Tepco, the plant operator, said earlier this week that it had – on 13 occasions – detected beams of neutrons near the reactors. Neutrons are produced during fission of nuclear fuel, and are the key driver of the chain reaction that sustains continuous fission reactions in a reactor. … [analyst quote,] “… But if accidental chain reactions are occurring, it means that the efforts to completely shut down the reactor by mixing boron with the seawater have not completely succeeded. Periodic criticalities, or even a single accidental one, would mean that highly radioactive fission and activation products are being (or have been) created at least in Unit 1 since it was shut down. …“
Each damaged reactor building seems to be presenting it’s own menu of technical challenges. Note in comments that there’s an “Andy Dawson” who’s trying to debunk the worrying aspects of this story. Here’s a possible ID for the guy, only peripherally involved with nuclear (yeah I should talk 😉 ) http://preview.tinyurl.com/3zgoeyg
Christian Science Monitor (4/1 ’11): “Japan nuclear update: Where will they put the radioactive water?”
But on Thursday International Atomic Energy Agency officials announced that earlier in the week workers had stopped pumping radioactive water from the basement of the Unit 1 reactor because the unit’s turbine condenser – the place they had been putting the water – was full. // … // US Secretary of Energy Steven Chu, at a breakfast in Washington hosted by The Christian Science Monitor, said that data provided by Japan indicates that Reactor Units 1, 2, and 3 have all suffered partial meltdowns.

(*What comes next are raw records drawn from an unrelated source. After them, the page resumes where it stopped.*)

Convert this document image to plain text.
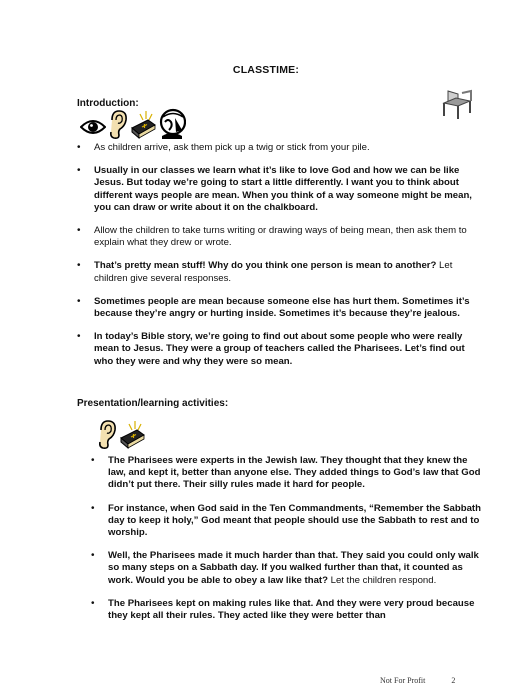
CLASSTIME:
Introduction:
• As children arrive, ask them pick up a twig or stick from your pile.
• Usually in our classes we learn what it’s like to love God and how we can be like Jesus. But today we’re going to start a little differently. I want you to think about different ways people are mean. When you think of a way someone might be mean, you can draw or write about it on the chalkboard.
• Allow the children to take turns writing or drawing ways of being mean, then ask them to explain what they drew or wrote.
• That’s pretty mean stuff! Why do you think one person is mean to another? Let children give several responses.
• Sometimes people are mean because someone else has hurt them. Sometimes it’s because they’re angry or hurting inside. Sometimes it’s because they’re jealous.
• In today’s Bible story, we’re going to find out about some people who were really mean to Jesus. They were a group of teachers called the Pharisees. Let’s find out who they were and why they were so mean.
Presentation/learning activities:
• The Pharisees were experts in the Jewish law. They thought that they knew the law, and kept it, better than anyone else. They added things to God’s law that God didn’t put there. Their silly rules made it hard for people.
• For instance, when God said in the Ten Commandments, “Remember the Sabbath day to keep it holy,” God meant that people should use the Sabbath to rest and to worship.
• Well, the Pharisees made it much harder than that. They said you could only walk so many steps on a Sabbath day. If you walked further than that, it counted as work. Would you be able to obey a law like that? Let the children respond.
• The Pharisees kept on making rules like that. And they were very proud because they kept all their rules. They acted like they were better than
Not For Profit	2
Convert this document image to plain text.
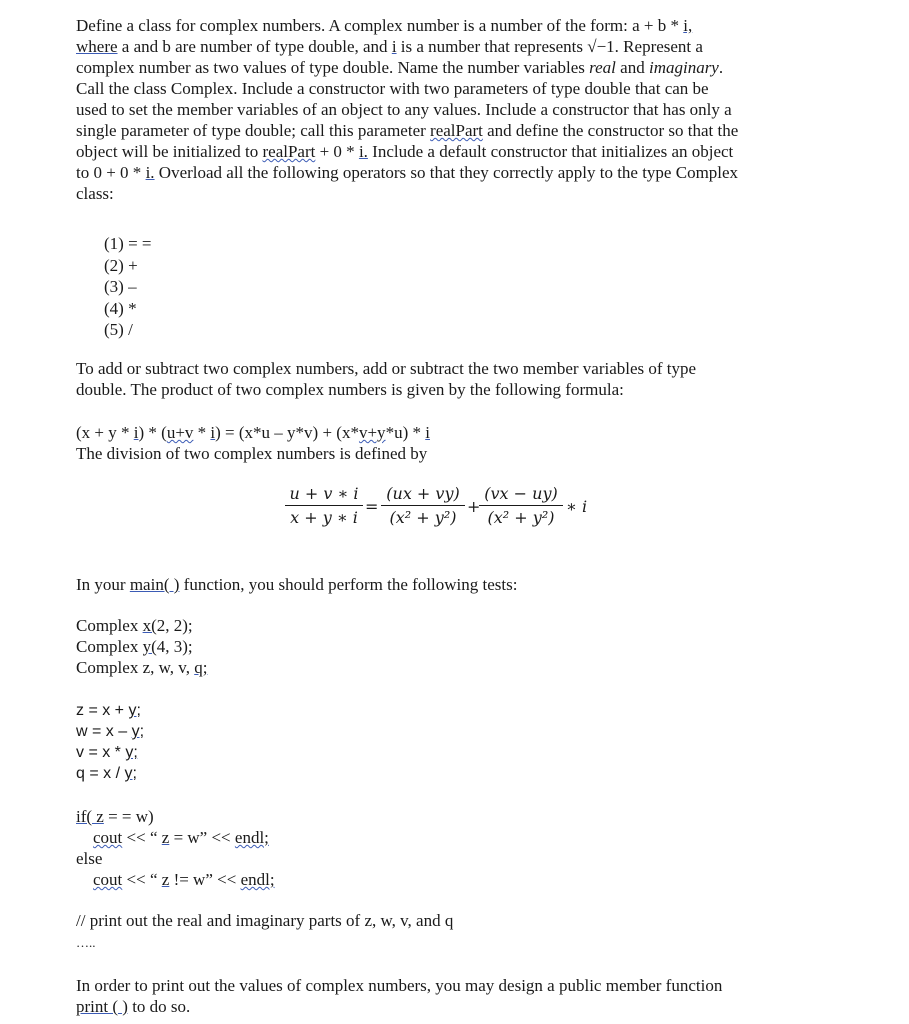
Define a class for complex numbers. A complex number is a number of the form: a + b * i,
where a and b are number of type double, and i is a number that represents √−1. Represent a
complex number as two values of type double. Name the number variables real and imaginary.
Call the class Complex. Include a constructor with two parameters of type double that can be
used to set the member variables of an object to any values. Include a constructor that has only a
single parameter of type double; call this parameter realPart and define the constructor so that the
object will be initialized to realPart + 0 * i. Include a default constructor that initializes an object
to 0 + 0 * i. Overload all the following operators so that they correctly apply to the type Complex
class:
(1) = =
(2) +
(3) –
(4) *
(5) /
To add or subtract two complex numbers, add or subtract the two member variables of type
double. The product of two complex numbers is given by the following formula:
(x + y * i) * (u+v * i) = (x*u – y*v) + (x*v+y*u) * i
The division of two complex numbers is defined by
u + v ∗ i
x + y ∗ i
=
(ux + vy)
(x² + y²)
+
(vx − uy)
(x² + y²)
∗ i
In your main( ) function, you should perform the following tests:
Complex x(2, 2);
Complex y(4, 3);
Complex z, w, v, q;
z = x + y;
w = x – y;
v = x * y;
q = x / y;
if( z = = w)
cout << “ z = w” << endl;
else
cout << “ z != w” << endl;
// print out the real and imaginary parts of z, w, v, and q
…..
In order to print out the values of complex numbers, you may design a public member function
print ( ) to do so.
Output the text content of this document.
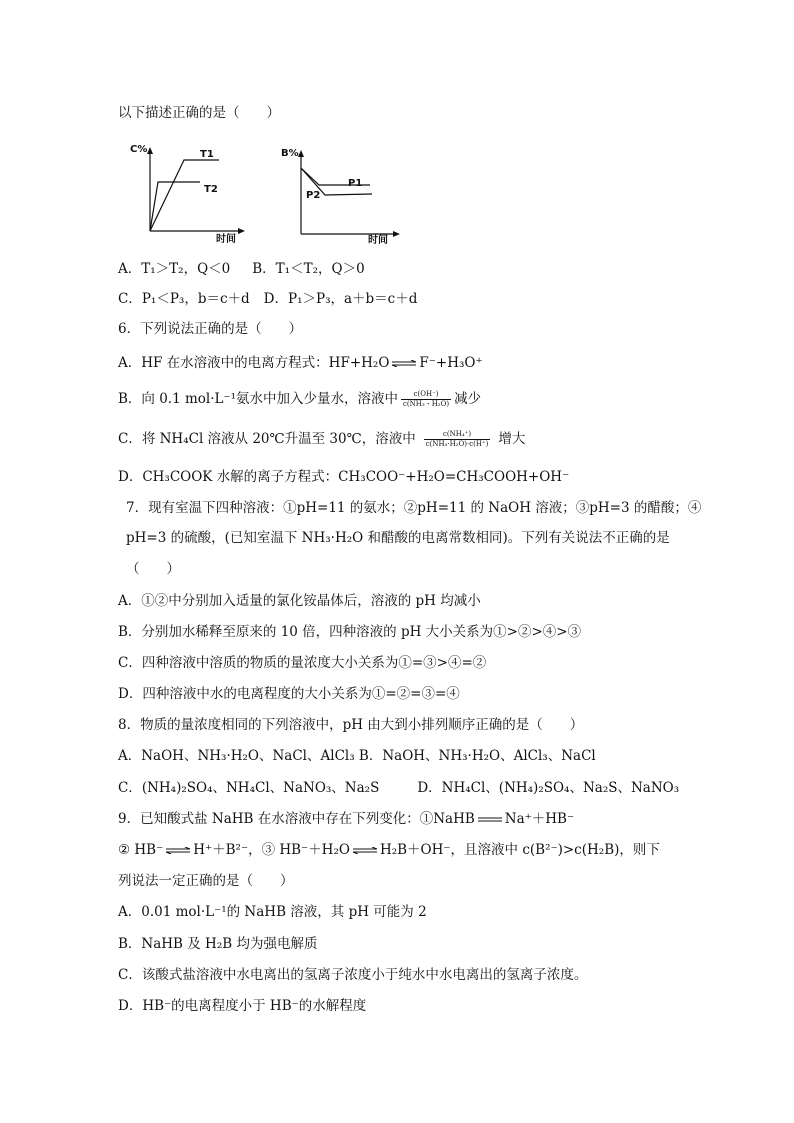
以下描述正确的是（　　）
C%	T1
T2
时间
B%
P1
P2
时间
A．T₁＞T₂，Q＜0 B．T₁＜T₂，Q＞0
C．P₁＜P₃，b＝c＋d D．P₁＞P₃，a＋b＝c＋d
6．下列说法正确的是（　　）
A．HF 在水溶液中的电离方程式：HF+H₂O ⇌ F⁻+H₃O⁺
B．向 0.1 mol·L⁻¹氨水中加入少量水，溶液中 $\frac{c(OH^-)}{\text{c(NH₃・H₂O)}}$ 减少
C．将 NH₄Cl 溶液从 20℃升温至 30℃，溶液中 $\frac{\text{c(NH₄⁺)}}{\text{c(NH₃·H₂O)·c(H⁺)}}$ 增大
D．CH₃COOK 水解的离子方程式：CH₃COO⁻+H₂O=CH₃COOH+OH⁻
7．现有室温下四种溶液：①pH=11 的氨水；②pH=11 的 NaOH 溶液；③pH=3 的醋酸；④
pH=3 的硫酸，(已知室温下 NH₃·H₂O 和醋酸的电离常数相同)。下列有关说法不正确的是
（　　）
A．①②中分别加入适量的氯化铵晶体后，溶液的 pH 均减小
B．分别加水稀释至原来的 10 倍，四种溶液的 pH 大小关系为①>②>④>③
C．四种溶液中溶质的物质的量浓度大小关系为①=③>④=②
D．四种溶液中水的电离程度的大小关系为①=②=③=④
8．物质的量浓度相同的下列溶液中，pH 由大到小排列顺序正确的是（　　）
A．NaOH、NH₃·H₂O、NaCl、AlCl₃ B．NaOH、NH₃·H₂O、AlCl₃、NaCl
C．(NH₄)₂SO₄、NH₄Cl、NaNO₃、Na₂S	D．NH₄Cl、(NH₄)₂SO₄、Na₂S、NaNO₃
9．已知酸式盐 NaHB 在水溶液中存在下列变化：①NaHB Na⁺＋HB⁻
② HB⁻ ⇌ H⁺＋B²⁻，③ HB⁻＋H₂O ⇌ H₂B＋OH⁻，且溶液中 c(B²⁻)>c(H₂B)，则下
列说法一定正确的是（　　）
A．0.01 mol·L⁻¹的 NaHB 溶液，其 pH 可能为 2
B．NaHB 及 H₂B 均为强电解质
C．该酸式盐溶液中水电离出的氢离子浓度小于纯水中水电离出的氢离子浓度。
D．HB⁻的电离程度小于 HB⁻的水解程度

Always something to keep the rabbit’s tail short.
Daily Yomiuri (4/2 ’11): “N-reactor builders fret about loss of business”
U.S. and European nuclear reactor builders increasingly are concerned about the situation at the Fukushima No. 1 nuclear power plant because a prolonged crisis could force countries worldwide to change their policies on nuclear power and eventually deal a heavy blow to their business.
The business of business is business: glad we’ve got that one straight …
UC Riverside Highlander (4/1 ’11): “Concerns over use of nuclear power irrational, reactionary”
The fact that this plant exists as more than a pile of rubble and has not already melted down should stand as a testament to our capacity to defend our buildings against nature’s assaults and dissuade fears that nuclear power is unstable.
Not sure if the concerns are “reactionary” but the rubble sure as heck is.